Corona 357

So, jetzt muss ich ein bißchen Herrn Lauterbach in Schutz nehmen. Er beweist unglaublichen Mut, sich tagtäglich der Meute zu stellen. Und gegen das Halbwissen und die Unwahrheiten anzureden erfordert tatsächlich Mut und auch Humor.
Den hat er, schauen Sie mal.

Dieses Interview mit dem Philosophie Magazin zeigt durchaus, wie er denkt.
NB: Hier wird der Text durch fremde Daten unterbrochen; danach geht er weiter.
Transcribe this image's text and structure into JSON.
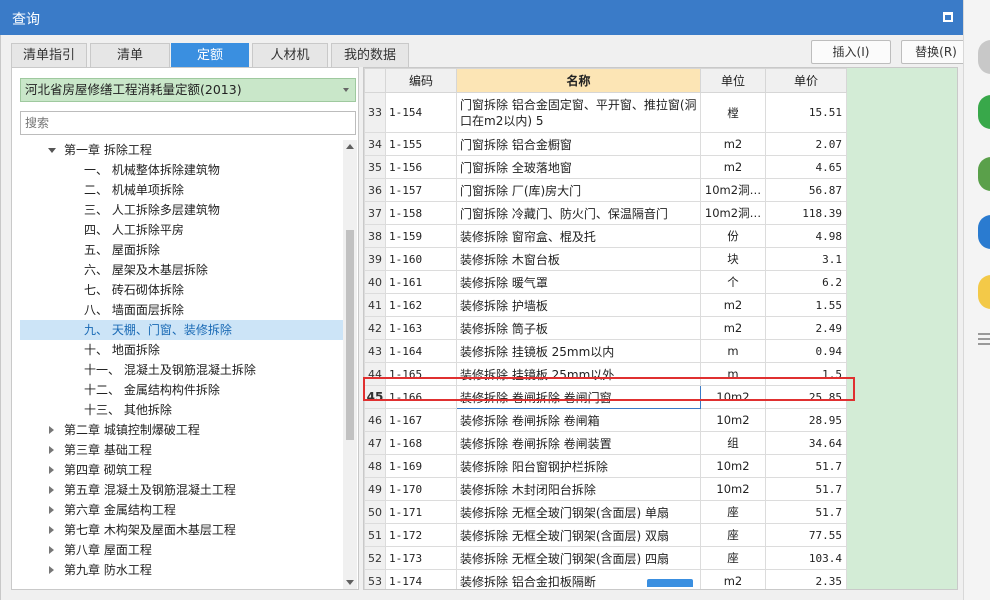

Noch eine Frage zum Schluss: Seit Beginn der Pandemie werden Sie im Netz von Gegnern der Corona-Maßnahmen immer wieder mit Hasswellen überzogen. Haben Sie schon einmal darüber nachgedacht, sich das nicht weiter anzutun?

Nein, das habe ich nicht. Ich versuche einfach, so gut ich kann, also nach bestem Wissen und Gewissen, einen Beitrag zu leisten. Damit werde ich erst aufhören, wenn ich den Eindruck habe, dass ich diesen Beitrag nicht mehr leisten kann, mich aber nicht durch die Anfeindungen und Bedrohungen einschüchtern lassen.

Ich denke, dass wir solche Menschen stärken müssen. Sie sollen merken, dass sie nicht alleine sind mit den Schwurblern und ihren Gläubigen.

Apropos Gläubige. Bischof Woelki rudert zurück, ein bißchen. Das Gutachten soll nun doch am 18. März veröffentlicht werden. Ob das die Kirchaustrittswelle stoppt? Jedenfalls bracht der Server beim Amtsgericht zusammen. Keine Onlinetermine mehr möglich. Naja, die Bischofskonferenz hat eine FRAU: Dr. beate Gilles wurde zur Generalsekretärin der Deutschen Bischofskonferenz gewählt. Beate 2.0 sozusagen.

Das Gezicke mit dem Impfstoff von Astra Zeneca geht mir so auf sie Nerven. Leute! Schaut mal:So sieht es in Schottland aus. Ich würde jedenfalls jeden Impfstoff nehmen

Tammy gibt es tatsächlich als Spielfilm, lustig. Niedlich ist das Einstellungsgespräch zu Anfang. Ab 9:30 wird es wichtig für junge Menschen heute. Das war eine Schreibmaschine. So sah die Welt ohne Spracheingabe aus. Den Dialekt von Tammy verstehe ich allerdings nicht.

Noch eine Hausbootfrau: Pretty Belinda….als lange Haare Widerstand bedeuteten und noch nicht Lockdown.

17 Gedanken zu “Corona 357

  1. Liebe Frau Crocodylus,
    ich lese ihre Beiträge immer mit viel Interesse und größter Zustimmung, aber heute MUSS ich widersprechen. Als Chris Andrews 1972 lange Haare trug, war das schon lange kein Ausdruck des Widerstand mehr, sondern lediglich: Mode. Ich glaube, sogar Helmut Kohl trug damals lange Haare. 😉
    (Das Problem mit dem Lockdown bleibt dadurch unberührt. Wenn ich meine Frisur im Spiegel betrachte, fühle ich mich auch wieder wie 40.)

  2. Erst das Interview gelesen, dann den diy-Lauterbach geguckt, jetzt bin ich doppelt beeindruckt. Sie haben Recht, auf Menschen wie ihn müssen wir gut aufpassen.
    Nun weiter zu Tammy, von der ich noch nie gehört habe, das ist bestes Bildungsfernsehen hier. 👍

  3. Karl Lauterbach gehört zu den wenigen Menschen, deren Worte in dieser herausfordernden Zeit für mich Gewicht haben. Wenn ich zu bestimmten Zeitpunkten noch nicht den richtigen Durchblick gewonnen hatte, vertraute ich ihm. Das war und ist gut so, denn erwiesenermaßen lag er bisher immer richtig.
    Ich konnte ihn schon vor der Pandemie gut leiden und jetzt noch mehr!